Before upgrading the amplifier, I could hear a buzzing noise at 50cm from the mid horns which was already a very respectable noise level given the drivers’ sensitivity of 118dB/m. After the upgrades, the system became dead silent even with the ear inside the mid horns.
Digital Crossover
When it comes to making adjustments to audio signals there are important limitations in analog circuitry. Some adjustments are either very difficult or simply impossible to accomplish. For example, it is not possible to alter frequency response without affecting phase, and vice versa. But, with digital signal processing, especially with finite impulse response (FIR) filters, the possibilities are endless.
The digital crossover I built is made up of a miniSHARK DSP board, a Digi-FP SPDIF connectivity board, a VOL-FP board for remote volume control, an XMOS U8 based USB streamer, two stereo ES9018 DAC boards, and power supplies.
Measurements
For acoustical measurements, I use a calibrated UMIK-1 USB microphone and HOLMImpulse freeware software. In the 1990’s I was using a Behringer measurement microphone with a mic amplifier I designed and built, and Cooledit software with Aurora Plug-ins. HOLMImpulse is much more practical than these old software.
For the design of the filters, I use RePhase, again a freeware software. I tried several configurations and ended up with 96dB/octave Linkwitz-Riley linear filters.
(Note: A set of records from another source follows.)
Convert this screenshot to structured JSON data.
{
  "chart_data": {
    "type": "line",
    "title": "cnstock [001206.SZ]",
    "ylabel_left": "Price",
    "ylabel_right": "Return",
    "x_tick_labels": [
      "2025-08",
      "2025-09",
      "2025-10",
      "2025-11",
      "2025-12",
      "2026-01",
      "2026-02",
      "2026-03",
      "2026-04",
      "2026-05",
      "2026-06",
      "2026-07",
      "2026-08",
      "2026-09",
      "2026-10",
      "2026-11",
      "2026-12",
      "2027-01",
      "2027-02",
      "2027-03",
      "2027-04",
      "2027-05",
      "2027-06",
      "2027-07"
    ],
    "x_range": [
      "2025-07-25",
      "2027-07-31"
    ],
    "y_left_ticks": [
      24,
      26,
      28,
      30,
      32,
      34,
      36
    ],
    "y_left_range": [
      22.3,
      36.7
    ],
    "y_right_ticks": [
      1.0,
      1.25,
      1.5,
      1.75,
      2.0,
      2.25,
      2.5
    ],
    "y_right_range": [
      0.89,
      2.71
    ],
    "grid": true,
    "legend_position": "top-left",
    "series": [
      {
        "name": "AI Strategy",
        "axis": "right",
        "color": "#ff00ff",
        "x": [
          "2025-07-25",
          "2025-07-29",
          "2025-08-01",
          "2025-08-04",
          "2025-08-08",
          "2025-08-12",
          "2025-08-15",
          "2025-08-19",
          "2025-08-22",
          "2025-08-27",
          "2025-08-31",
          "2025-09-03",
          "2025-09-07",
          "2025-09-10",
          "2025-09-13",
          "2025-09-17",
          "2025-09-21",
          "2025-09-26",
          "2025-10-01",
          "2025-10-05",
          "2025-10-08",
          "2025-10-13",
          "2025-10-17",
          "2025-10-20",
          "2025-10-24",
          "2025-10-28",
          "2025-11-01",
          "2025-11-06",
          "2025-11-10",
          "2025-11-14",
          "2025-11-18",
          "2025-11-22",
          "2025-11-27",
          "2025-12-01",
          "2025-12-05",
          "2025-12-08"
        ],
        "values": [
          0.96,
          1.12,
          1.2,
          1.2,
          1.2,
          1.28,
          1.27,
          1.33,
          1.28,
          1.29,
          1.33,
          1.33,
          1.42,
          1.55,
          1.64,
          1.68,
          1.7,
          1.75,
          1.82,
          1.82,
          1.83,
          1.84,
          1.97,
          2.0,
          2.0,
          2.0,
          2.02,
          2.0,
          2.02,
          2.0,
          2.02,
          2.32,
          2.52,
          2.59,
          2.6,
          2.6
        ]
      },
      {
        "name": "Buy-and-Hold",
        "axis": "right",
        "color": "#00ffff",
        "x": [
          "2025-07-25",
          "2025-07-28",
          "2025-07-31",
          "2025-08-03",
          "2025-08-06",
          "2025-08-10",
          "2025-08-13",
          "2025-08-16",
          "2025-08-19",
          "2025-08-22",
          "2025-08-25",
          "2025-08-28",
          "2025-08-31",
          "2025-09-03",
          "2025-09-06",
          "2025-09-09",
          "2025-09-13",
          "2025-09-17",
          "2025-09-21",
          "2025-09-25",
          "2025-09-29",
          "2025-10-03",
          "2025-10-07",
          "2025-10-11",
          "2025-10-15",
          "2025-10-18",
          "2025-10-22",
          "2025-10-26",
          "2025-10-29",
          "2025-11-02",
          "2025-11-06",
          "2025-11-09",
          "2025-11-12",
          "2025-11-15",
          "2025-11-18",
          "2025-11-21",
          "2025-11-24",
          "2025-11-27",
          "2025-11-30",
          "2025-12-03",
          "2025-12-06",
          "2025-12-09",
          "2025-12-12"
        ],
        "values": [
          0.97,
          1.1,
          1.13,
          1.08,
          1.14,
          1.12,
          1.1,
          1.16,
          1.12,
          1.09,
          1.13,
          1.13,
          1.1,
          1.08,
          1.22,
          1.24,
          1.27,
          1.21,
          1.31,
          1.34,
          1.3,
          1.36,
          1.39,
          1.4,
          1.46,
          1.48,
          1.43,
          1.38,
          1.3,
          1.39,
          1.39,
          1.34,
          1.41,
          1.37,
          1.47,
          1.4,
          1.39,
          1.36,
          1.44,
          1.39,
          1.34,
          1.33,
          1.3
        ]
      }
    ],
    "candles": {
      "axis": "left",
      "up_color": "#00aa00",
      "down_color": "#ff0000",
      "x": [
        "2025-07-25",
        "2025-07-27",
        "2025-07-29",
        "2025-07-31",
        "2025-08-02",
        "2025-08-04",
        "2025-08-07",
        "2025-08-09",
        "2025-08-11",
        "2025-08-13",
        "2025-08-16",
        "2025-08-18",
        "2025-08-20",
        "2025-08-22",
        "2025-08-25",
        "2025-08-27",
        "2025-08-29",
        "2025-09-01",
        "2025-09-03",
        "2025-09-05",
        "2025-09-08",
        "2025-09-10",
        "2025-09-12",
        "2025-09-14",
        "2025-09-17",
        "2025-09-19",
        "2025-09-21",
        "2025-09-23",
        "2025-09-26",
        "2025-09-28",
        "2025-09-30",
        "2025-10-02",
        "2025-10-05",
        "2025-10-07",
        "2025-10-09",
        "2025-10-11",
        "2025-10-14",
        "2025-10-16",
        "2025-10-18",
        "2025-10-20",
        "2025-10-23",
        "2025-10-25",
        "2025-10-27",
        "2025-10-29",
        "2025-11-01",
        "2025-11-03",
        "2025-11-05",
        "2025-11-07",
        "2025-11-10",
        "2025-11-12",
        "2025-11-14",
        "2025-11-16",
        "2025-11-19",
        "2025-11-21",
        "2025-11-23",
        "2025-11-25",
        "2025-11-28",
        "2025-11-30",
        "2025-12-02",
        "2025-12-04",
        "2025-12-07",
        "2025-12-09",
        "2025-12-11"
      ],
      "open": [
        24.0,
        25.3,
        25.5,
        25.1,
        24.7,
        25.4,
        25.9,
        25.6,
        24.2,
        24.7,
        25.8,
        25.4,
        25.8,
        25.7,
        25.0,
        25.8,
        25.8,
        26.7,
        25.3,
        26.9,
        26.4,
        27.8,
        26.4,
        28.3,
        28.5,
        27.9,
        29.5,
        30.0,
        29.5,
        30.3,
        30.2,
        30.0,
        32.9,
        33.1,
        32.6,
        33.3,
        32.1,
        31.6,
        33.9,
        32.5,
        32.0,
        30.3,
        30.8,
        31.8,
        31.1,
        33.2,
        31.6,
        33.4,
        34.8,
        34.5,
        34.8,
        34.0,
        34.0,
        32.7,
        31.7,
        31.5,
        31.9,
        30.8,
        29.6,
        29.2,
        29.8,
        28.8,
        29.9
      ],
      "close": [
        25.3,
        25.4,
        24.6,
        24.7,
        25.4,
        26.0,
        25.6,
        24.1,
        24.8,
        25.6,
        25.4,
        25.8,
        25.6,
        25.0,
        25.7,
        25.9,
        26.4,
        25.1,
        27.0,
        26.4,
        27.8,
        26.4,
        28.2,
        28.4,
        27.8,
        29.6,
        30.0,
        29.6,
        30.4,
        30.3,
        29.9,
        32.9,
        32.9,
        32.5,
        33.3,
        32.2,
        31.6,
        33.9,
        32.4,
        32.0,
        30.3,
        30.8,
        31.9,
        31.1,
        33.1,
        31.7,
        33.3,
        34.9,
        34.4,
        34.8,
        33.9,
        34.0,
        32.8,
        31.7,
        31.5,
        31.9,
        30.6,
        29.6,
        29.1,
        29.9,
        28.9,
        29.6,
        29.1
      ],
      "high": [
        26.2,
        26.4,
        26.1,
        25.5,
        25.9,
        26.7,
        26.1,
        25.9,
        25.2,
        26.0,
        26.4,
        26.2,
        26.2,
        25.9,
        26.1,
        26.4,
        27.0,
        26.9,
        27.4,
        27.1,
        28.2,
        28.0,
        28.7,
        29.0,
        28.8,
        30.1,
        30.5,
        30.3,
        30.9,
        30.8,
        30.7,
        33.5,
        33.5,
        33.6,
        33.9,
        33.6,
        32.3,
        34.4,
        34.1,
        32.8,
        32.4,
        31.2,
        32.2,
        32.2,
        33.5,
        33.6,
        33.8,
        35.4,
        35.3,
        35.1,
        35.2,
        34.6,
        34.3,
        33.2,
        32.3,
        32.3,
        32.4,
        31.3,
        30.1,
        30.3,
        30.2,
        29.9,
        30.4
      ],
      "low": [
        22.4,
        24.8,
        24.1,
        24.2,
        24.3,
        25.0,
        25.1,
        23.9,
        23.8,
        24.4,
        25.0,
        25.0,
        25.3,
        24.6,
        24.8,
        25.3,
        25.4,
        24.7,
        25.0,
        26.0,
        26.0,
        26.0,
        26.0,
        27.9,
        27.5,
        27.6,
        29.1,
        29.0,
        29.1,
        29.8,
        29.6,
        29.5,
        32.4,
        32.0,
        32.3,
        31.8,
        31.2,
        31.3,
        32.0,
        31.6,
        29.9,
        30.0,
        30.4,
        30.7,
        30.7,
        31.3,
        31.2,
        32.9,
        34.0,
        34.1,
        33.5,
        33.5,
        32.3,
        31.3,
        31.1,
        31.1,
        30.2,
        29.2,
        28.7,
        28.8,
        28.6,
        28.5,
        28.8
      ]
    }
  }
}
I prefer 48kHz plug-ins of miniShark to be able to use more taps compared to 96kHz. Since my living room is not symmetrical, I do slightly different equalizations for left and right channels but exactly the same phase equalization for both, in order not to alter the timbre of the sound.
The frequency response at the listening position, phase and impulse responses at 1m as of this writing are as follows:
Of course, what matters most is the sound quality and I am quite happy with it. Yet, I think that slight improvements should be possible with bigger mid horns, 6 channel amplification in lieu of 4, and further fine-tuning of the FIR filters.